Dell Computer Corp. led a rally in computer stocks, offsetting a decline in Goodyear Tire & Rubber Co. and other stocks that don't perform well when the economy is slowing.
The Dow Jones industrial average lagged behind the broad market, falling 32.28 to 8,222.61, after touching an all-time high of 8,282.07. The Dow topped 8,000, 8,100 and 8,200 for the first time last month en route to its best monthly gain since November.
The S&P; 500 rose 2.00 yesterday to a record 954.29, finishing the month with a 7.8 percent gain. That was the best monthly performance since the index soared 11.2 percent as the U.S. economy began to emerge from a recession at the close of 1991.
Advancing stocks led decliners by 1,747 to 1,157 on the New York Stock Exchange. Volume totaled 550 million shares.
Yesterday's economic reports showed growth and inflation slowed in the second quarter, signaling that interest rates are likely to fall further -- a favorable backdrop for stocks.

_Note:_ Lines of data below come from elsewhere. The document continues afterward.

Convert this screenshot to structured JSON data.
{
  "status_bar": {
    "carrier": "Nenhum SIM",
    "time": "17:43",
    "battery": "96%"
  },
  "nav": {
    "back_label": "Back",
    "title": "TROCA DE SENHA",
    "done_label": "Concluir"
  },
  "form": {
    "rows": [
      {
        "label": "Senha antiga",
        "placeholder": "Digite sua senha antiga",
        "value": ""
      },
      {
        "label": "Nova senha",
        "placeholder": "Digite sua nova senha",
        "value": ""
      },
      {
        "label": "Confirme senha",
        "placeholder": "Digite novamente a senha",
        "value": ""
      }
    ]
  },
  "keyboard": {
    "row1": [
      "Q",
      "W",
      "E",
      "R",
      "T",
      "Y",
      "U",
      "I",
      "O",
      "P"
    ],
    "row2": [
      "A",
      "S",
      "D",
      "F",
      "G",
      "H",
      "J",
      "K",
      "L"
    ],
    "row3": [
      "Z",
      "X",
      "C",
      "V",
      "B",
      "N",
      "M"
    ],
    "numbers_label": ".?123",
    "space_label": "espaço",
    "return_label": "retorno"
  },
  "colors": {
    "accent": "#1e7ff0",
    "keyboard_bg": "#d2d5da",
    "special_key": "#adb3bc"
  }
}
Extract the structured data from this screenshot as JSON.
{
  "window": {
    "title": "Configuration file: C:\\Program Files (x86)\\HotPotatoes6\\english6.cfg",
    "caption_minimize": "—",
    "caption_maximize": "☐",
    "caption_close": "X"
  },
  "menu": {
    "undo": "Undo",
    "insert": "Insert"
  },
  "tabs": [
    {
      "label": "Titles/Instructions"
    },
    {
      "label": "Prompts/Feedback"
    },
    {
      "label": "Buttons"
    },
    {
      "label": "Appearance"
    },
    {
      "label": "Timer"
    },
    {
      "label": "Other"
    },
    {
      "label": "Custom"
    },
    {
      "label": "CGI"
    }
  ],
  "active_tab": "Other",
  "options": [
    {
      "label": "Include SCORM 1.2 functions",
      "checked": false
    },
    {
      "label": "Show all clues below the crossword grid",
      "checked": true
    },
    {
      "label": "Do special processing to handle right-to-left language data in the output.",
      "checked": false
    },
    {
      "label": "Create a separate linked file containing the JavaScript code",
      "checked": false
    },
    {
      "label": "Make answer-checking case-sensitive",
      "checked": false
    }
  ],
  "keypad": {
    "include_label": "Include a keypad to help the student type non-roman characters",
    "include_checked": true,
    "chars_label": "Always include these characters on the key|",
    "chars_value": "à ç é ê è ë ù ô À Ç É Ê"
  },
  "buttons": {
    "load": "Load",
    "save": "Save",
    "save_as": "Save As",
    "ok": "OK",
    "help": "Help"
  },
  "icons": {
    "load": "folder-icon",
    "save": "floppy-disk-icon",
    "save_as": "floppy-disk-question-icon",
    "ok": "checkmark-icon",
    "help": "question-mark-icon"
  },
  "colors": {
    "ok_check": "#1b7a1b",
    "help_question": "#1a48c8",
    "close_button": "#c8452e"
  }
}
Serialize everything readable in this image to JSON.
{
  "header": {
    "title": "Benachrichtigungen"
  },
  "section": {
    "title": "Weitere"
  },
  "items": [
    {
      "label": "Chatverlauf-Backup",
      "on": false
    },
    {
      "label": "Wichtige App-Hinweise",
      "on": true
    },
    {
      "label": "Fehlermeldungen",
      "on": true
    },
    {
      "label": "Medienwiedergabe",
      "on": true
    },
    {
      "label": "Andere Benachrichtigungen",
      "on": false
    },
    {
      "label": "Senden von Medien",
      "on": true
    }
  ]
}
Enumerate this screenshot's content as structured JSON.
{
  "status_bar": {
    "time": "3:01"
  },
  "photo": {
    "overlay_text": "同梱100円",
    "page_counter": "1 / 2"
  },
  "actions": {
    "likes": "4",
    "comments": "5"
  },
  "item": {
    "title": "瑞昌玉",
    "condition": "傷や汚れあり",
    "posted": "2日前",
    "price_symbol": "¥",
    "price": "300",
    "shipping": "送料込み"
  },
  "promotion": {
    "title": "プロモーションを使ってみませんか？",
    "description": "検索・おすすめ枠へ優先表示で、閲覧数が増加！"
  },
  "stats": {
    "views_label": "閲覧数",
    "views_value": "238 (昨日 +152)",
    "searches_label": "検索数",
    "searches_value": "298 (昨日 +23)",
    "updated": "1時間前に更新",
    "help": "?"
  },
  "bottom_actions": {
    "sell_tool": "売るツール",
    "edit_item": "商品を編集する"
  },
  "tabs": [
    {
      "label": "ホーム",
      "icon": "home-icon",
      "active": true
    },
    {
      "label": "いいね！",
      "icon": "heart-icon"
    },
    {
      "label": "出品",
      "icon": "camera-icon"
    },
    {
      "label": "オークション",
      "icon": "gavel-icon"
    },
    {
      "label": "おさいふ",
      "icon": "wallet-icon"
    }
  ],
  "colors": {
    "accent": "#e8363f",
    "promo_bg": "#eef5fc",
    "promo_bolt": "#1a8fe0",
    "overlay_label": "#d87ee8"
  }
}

Personal computer stocks rose after Morgan Stanley, Dean Witter, Discover & Co. analyst Mary Meeker raised her earnings estimates on Dell. Dell gained $3.25 to a record $85.50 and Compaq Computer Corp. rose $2.13 to $57.13.
The Nasdaq composite index, which is dominated by computer-related companies, rose 5.76 to 1,593.81, bringing its gain for the month to 10.5 percent, just under its 11.1 percent advance in May.
The yield on the benchmark 30-year Treasury bond fell to 6.29 percent, the lowest since February 1996.
Optimism that interest rates will stay low or fall benefited the nation's largest banks, which enjoy fatter profit margins when rates are low. NationsBank Corp. rose $1 to $71.19; First Chicago NBD Corp. gained $3.50 to $75.88; and Chase Manhattan Corp. rose $1.06 to a record $113.19.
Brokerages Morgan Stanley, Dean Witter, Discover & Co., Salomon Inc. and Bear Stearns Cos. rose more than 5 percent to all-time highs amid takeover speculation and falling interest rates.
General Motors Corp. rose $2 to $61.88 after a Smith Barney analyst said GM is likely to boost its dividend 25 percent by the end of the year and spend more buying back its own stock.
The Dow average was dragged down by stocks that don't do well when the economy slows. Caterpillar Inc., which has risen 49 percent this year, fell $3.50 to $56. Goodyear fell $1.44 to $64.69 and Allied Signal Inc. lost $1.31 to $92.25.
Other losers included Eastman Kodak Co., which fell $1.31 to $67, and Procter & Gamble Co., which fell $1 to $152.13 after reporting per-share earnings 2 cents above the average 85-cent forecast from analysts.